Lately, I have been reflecting on my relationship with my phone, and this article is a musing on the ways that I interact with it. I cannot help but feel dissuaded and disillusioned by my constant grasping for it. The way that it functions as an almost safety blanket in uncomfortable situations, and worse, as a blinder to negligible moral errors happening in front of me. How many times have I turned to look at my phone to not face the unhoused person asking me for money on the subway? How many times have I aimlessly scrolled while in the Stern elevator to ignore the awkwardness of the space? As writer Kashmir Hill put it, my grasping is “accompanied by the kind of queasy regret that I associate with unhealthy behavior — that feeling I get after I drink too many glasses of wine, finish the whole bag of sour gummies or stay at the poker table when I’m on tilt.” Technology is a tool to make our lives better, so why do I feel that it is inhibiting my ability to be present? Even as I write this article, I have to fight the urge to pick up my phone and distract myself from the task in front of me. 

Over winter break, I spent five days in a cabin in the Catskills with a group of friends. Our plan was to spend long slow days reading by the fireplace, going on an occasional hike, and reconnecting with each other. I went into the trip with the intention of casually abandoning my phone and trying to be incredibly present, and while I was there, it worked. However, as soon as I returned to the regular flow of my life, I felt like I couldn’t get away from technology. Even in school, I found that as soon as I took out my laptop for a class, I was checking my WhatsApp, scanning random articles, and doing anything but listening. That realization caused me to return to handwriting my notes. As soon as I made that change, my ability to focus returned, but I also became more aware of the laptop usage in my classes. I don't fully know how much people are paying attention, but I do notice the endless bouts of online shopping and infinite rounds of NYTGames that people engage in. Sometimes that reality of splintered focus does negatively impact the learning environment as a whole. If everyone is in their own little world, it’s impossible to engage in the communal aspect of learning. 

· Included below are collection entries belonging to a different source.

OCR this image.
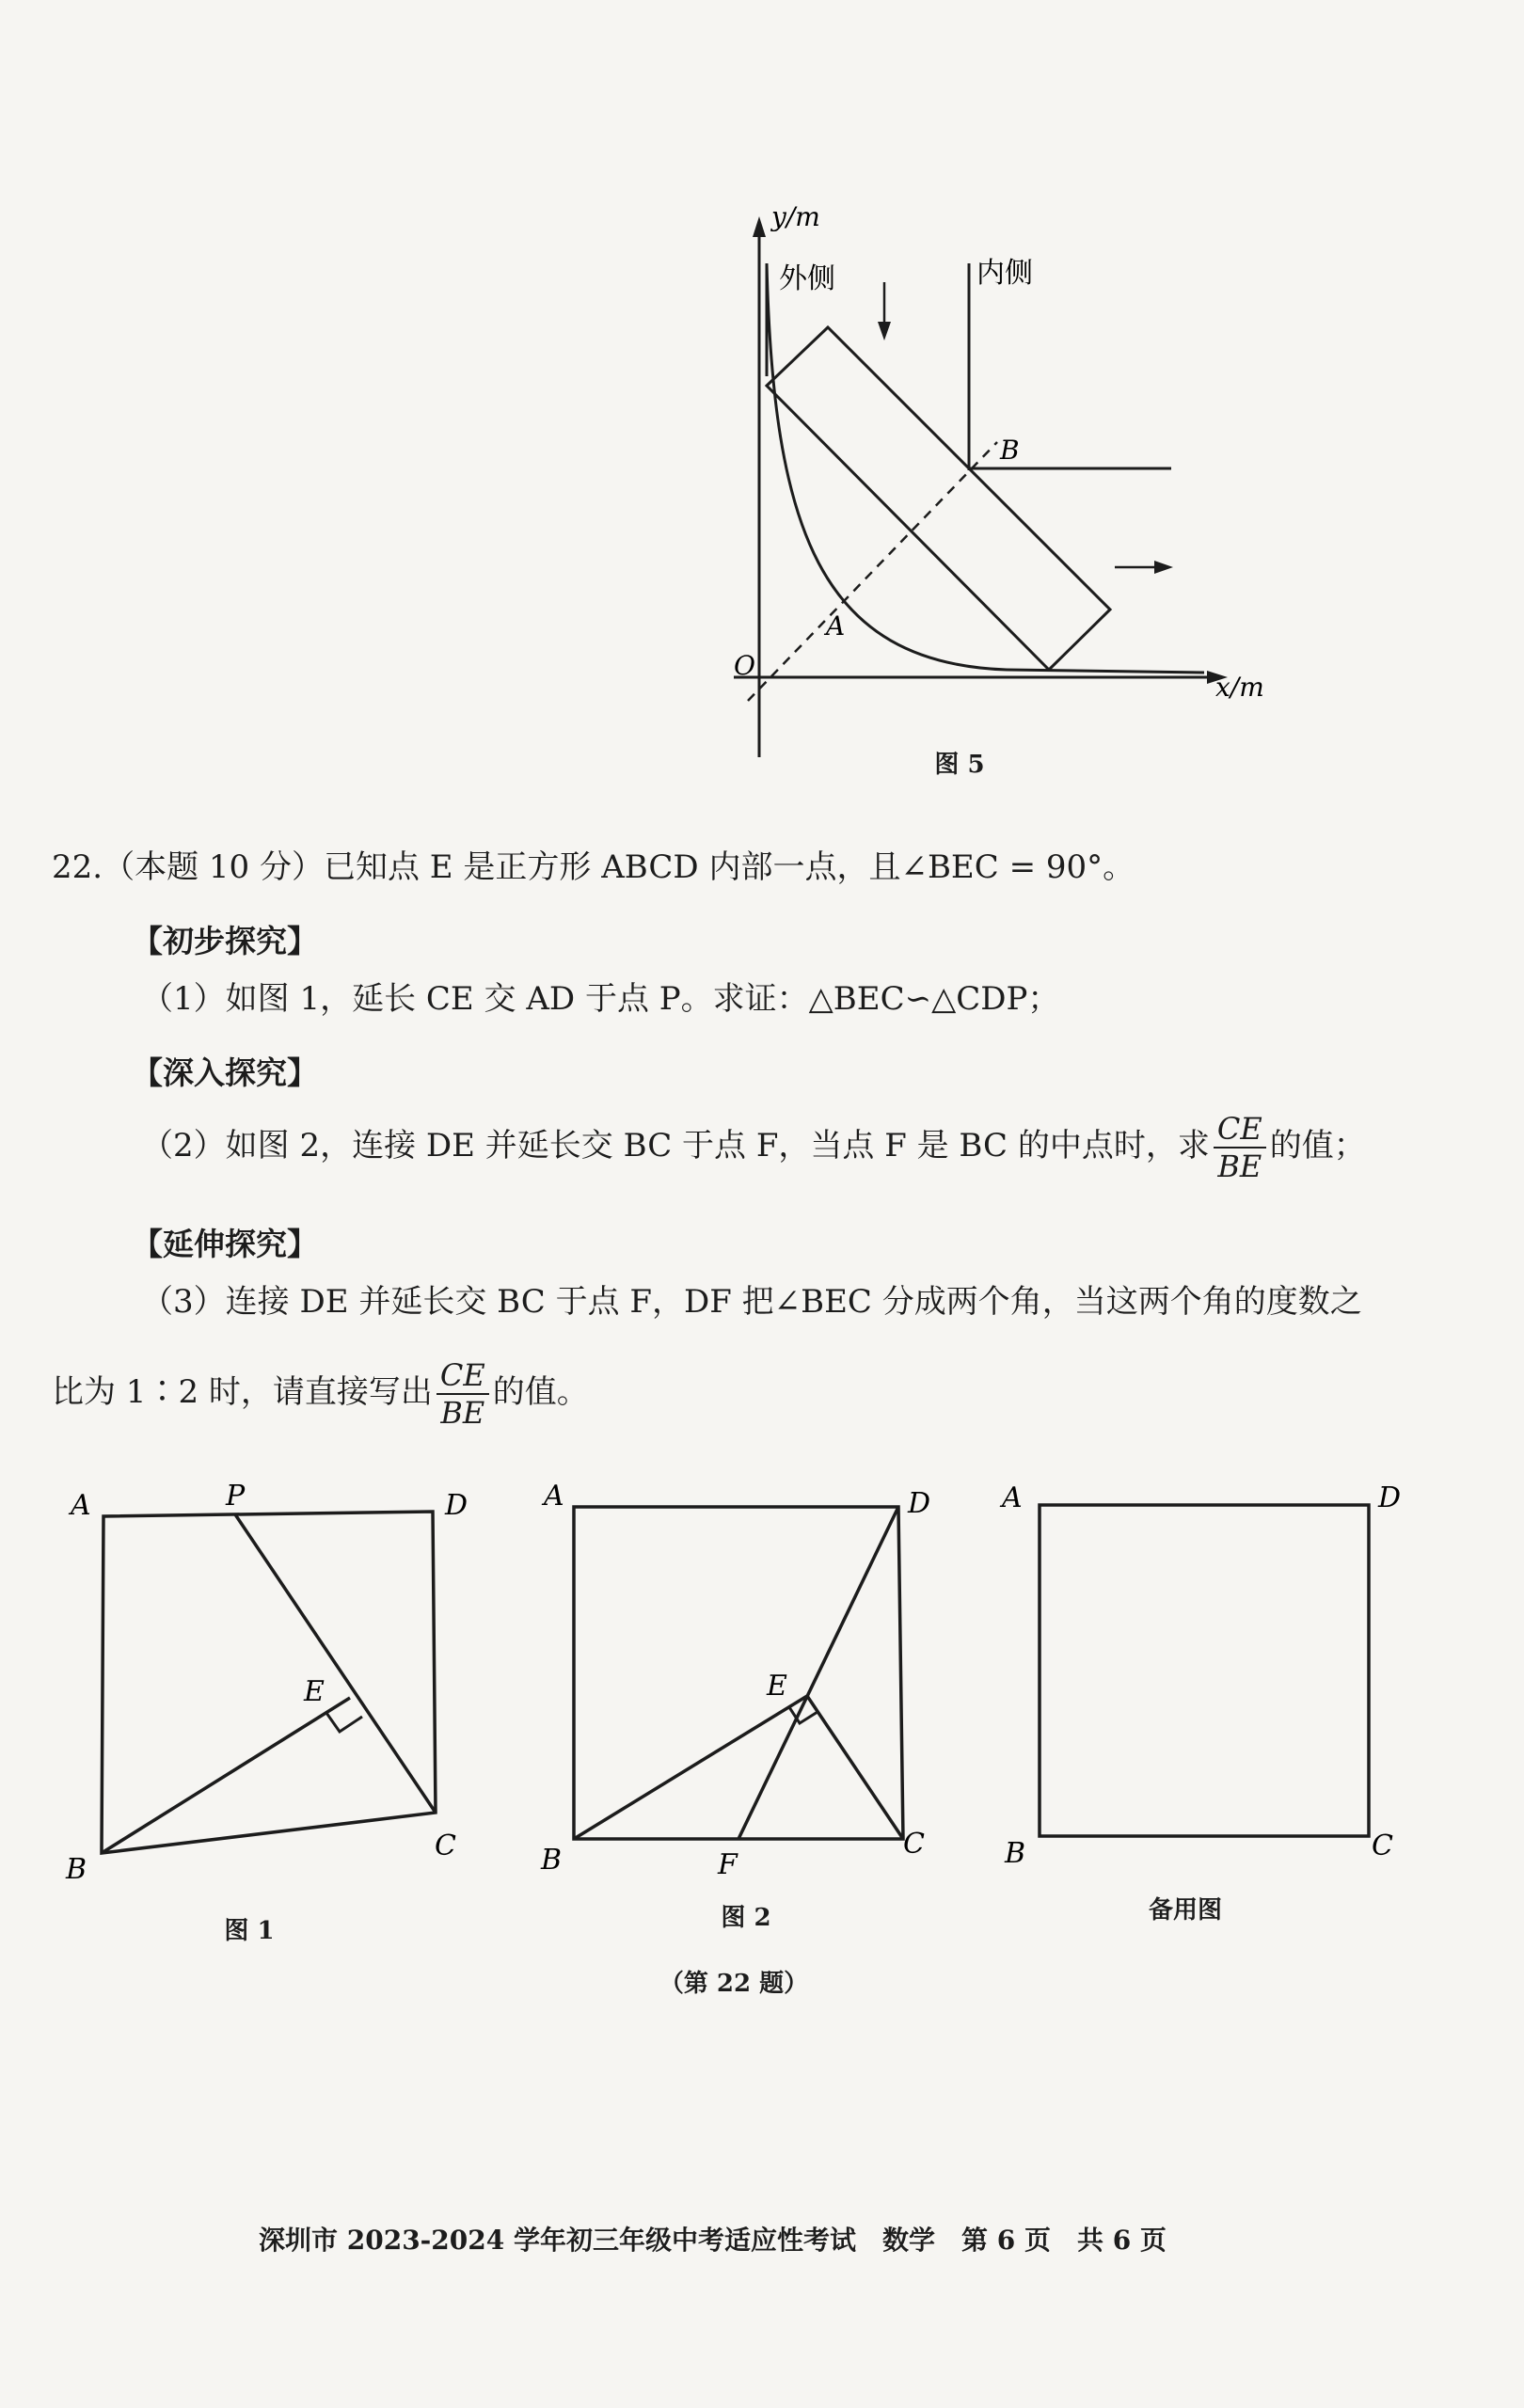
y/m
x/m
O
外侧	内侧
A
B
图 5
22.（本题 10 分）已知点 E 是正方形 ABCD 内部一点，且∠BEC = 90°。
【初步探究】
（1）如图 1，延长 CE 交 AD 于点 P。求证：△BEC∽△CDP；
【深入探究】
（2）如图 2，连接 DE 并延长交 BC 于点 F，当点 F 是 BC 的中点时，求 $\frac{CE}{BE}$ 的值；
【延伸探究】
（3）连接 DE 并延长交 BC 于点 F，DF 把∠BEC 分成两个角，当这两个角的度数之
比为 1∶2 时，请直接写出 $\frac{CE}{BE}$ 的值。
A	P	D
E
B
C
图 1
A	D
E
B	F
C
图 2
A	D
B	C
备用图
（第 22 题）
深圳市 2023-2024 学年初三年级中考适应性考试　数学　第 6 页　共 6 页
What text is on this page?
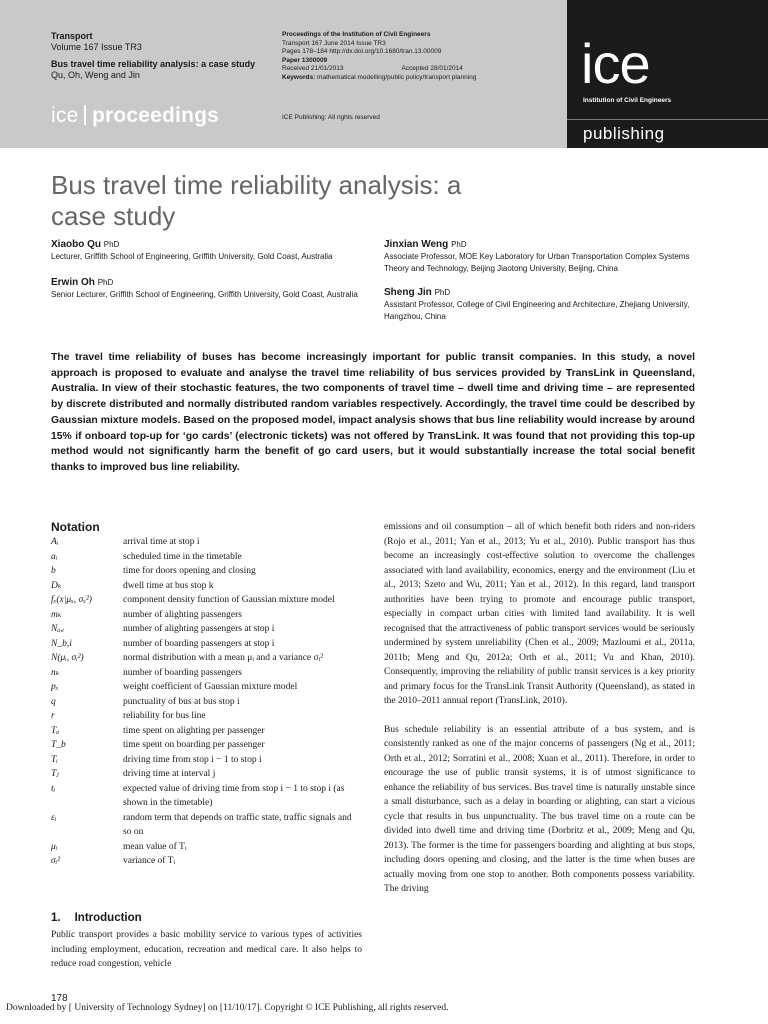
Transport
Volume 167 Issue TR3
Bus travel time reliability analysis: a case study
Qu, Oh, Weng and Jin
ice proceedings
Proceedings of the Institution of Civil Engineers
Transport 167 June 2014 Issue TR3
Pages 178–184 http://dx.doi.org/10.1680/tran.13.00009
Paper 1300009
Received 21/01/2013	Accepted 28/01/2014
Keywords: mathematical modelling/public policy/transport planning
ICE Publishing: All rights reserved
ice
Institution of Civil Engineers
publishing
Bus travel time reliability analysis: a case study
Xiaobo Qu PhD
Lecturer, Griffith School of Engineering, Griffith University, Gold Coast, Australia
Erwin Oh PhD
Senior Lecturer, Griffith School of Engineering, Griffith University, Gold Coast, Australia
Jinxian Weng PhD
Associate Professor, MOE Key Laboratory for Urban Transportation Complex Systems Theory and Technology, Beijing Jiaotong University, Beijing, China
Sheng Jin PhD
Assistant Professor, College of Civil Engineering and Architecture, Zhejiang University, Hangzhou, China
The travel time reliability of buses has become increasingly important for public transit companies. In this study, a novel approach is proposed to evaluate and analyse the travel time reliability of bus services provided by TransLink in Queensland, Australia. In view of their stochastic features, the two components of travel time – dwell time and driving time – are represented by discrete distributed and normally distributed random variables respectively. Accordingly, the travel time could be described by Gaussian mixture models. Based on the proposed model, impact analysis shows that bus line reliability would increase by around 15% if onboard top-up for ‘go cards’ (electronic tickets) was not offered by TransLink. It was found that not providing this top-up method would not significantly harm the benefit of go card users, but it would substantially increase the total social benefit thanks to improved bus line reliability.
Notation
Aᵢ	arrival time at stop i
aᵢ	scheduled time in the timetable
b	time for doors opening and closing
Dₖ	dwell time at bus stop k
fₓ(x|μₓ, σₓ²)	component density function of Gaussian mixture model
mₖ	number of alighting passengers
Nₐ,ᵢ	number of alighting passengers at stop i
N_b,i	number of boarding passengers at stop i
N(μᵢ, σᵢ²)	normal distribution with a mean μᵢ and a variance σᵢ²
nₖ	number of boarding passengers
pₓ	weight coefficient of Gaussian mixture model
q	punctuality of bus at bus stop i
r	reliability for bus line
Tₐ	time spent on alighting per passenger
T_b	time spent on boarding per passenger
Tᵢ	driving time from stop i − 1 to stop i
Tⱼ	driving time at interval j
tᵢ	expected value of driving time from stop i − 1 to stop i (as shown in the timetable)
εᵢ	random term that depends on traffic state, traffic signals and so on
μᵢ	mean value of Tᵢ
σᵢ²	variance of Tᵢ
1. Introduction
Public transport provides a basic mobility service to various types of activities including employment, education, recreation and medical care. It also helps to reduce road congestion, vehicle

emissions and oil consumption – all of which benefit both riders and non-riders (Rojo et al., 2011; Yan et al., 2013; Yu et al., 2010). Public transport has thus become an increasingly cost-effective solution to overcome the challenges associated with land availability, economics, energy and the environment (Liu et al., 2013; Szeto and Wu, 2011; Yan et al., 2012). In this regard, land transport authorities have been trying to promote and encourage public transport, especially in compact urban cities with limited land availability. It is well recognised that the attractiveness of public transport services would be seriously undermined by system unreliability (Chen et al., 2009; Mazloumi et al., 2011a, 2011b; Meng and Qu, 2012a; Orth et al., 2011; Vu and Khan, 2010). Consequently, improving the reliability of public transit services is a key priority and primary focus for the TransLink Transit Authority (Queensland), as stated in the 2010–2011 annual report (TransLink, 2010).

Bus schedule reliability is an essential attribute of a bus system, and is consistently ranked as one of the major concerns of passengers (Ng et al., 2011; Orth et al., 2012; Sorratini et al., 2008; Xuan et al., 2011). Therefore, in order to encourage the use of public transit systems, it is of utmost significance to enhance the reliability of bus services. Bus travel time is naturally unstable since a small disturbance, such as a delay in boarding or alighting, can start a vicious cycle that results in bus unpunctuality. The bus travel time on a route can be divided into dwell time and driving time (Dorbritz et al., 2009; Meng and Qu, 2013). The former is the time for passengers boarding and alighting at bus stops, including doors opening and closing, and the latter is the time when buses are actually moving from one stop to another. Both components possess variability. The driving

178
Downloaded by [ University of Technology Sydney] on [11/10/17]. Copyright © ICE Publishing, all rights reserved.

While Shabbat mandates a rest from our phones and therefore makes us luckier than most people in our modern era, it isn’t enough. Our weekly technology reprieve does not eliminate the effects that our phones have the other six days of the week. How many of us reach for our phones as soon as Shabbat ends, only to find nothing of interest? This is not a question of moral superiority and Luddite finger-wagging, but about having more intentional and mindful relationships with technology. We should all seriously consider how our phones impact our lives, and whether they truly enrich our relationships and experiences, or if they detract from them. We have so little time, why spend most of it gazing at our screens instead of the people and world around us?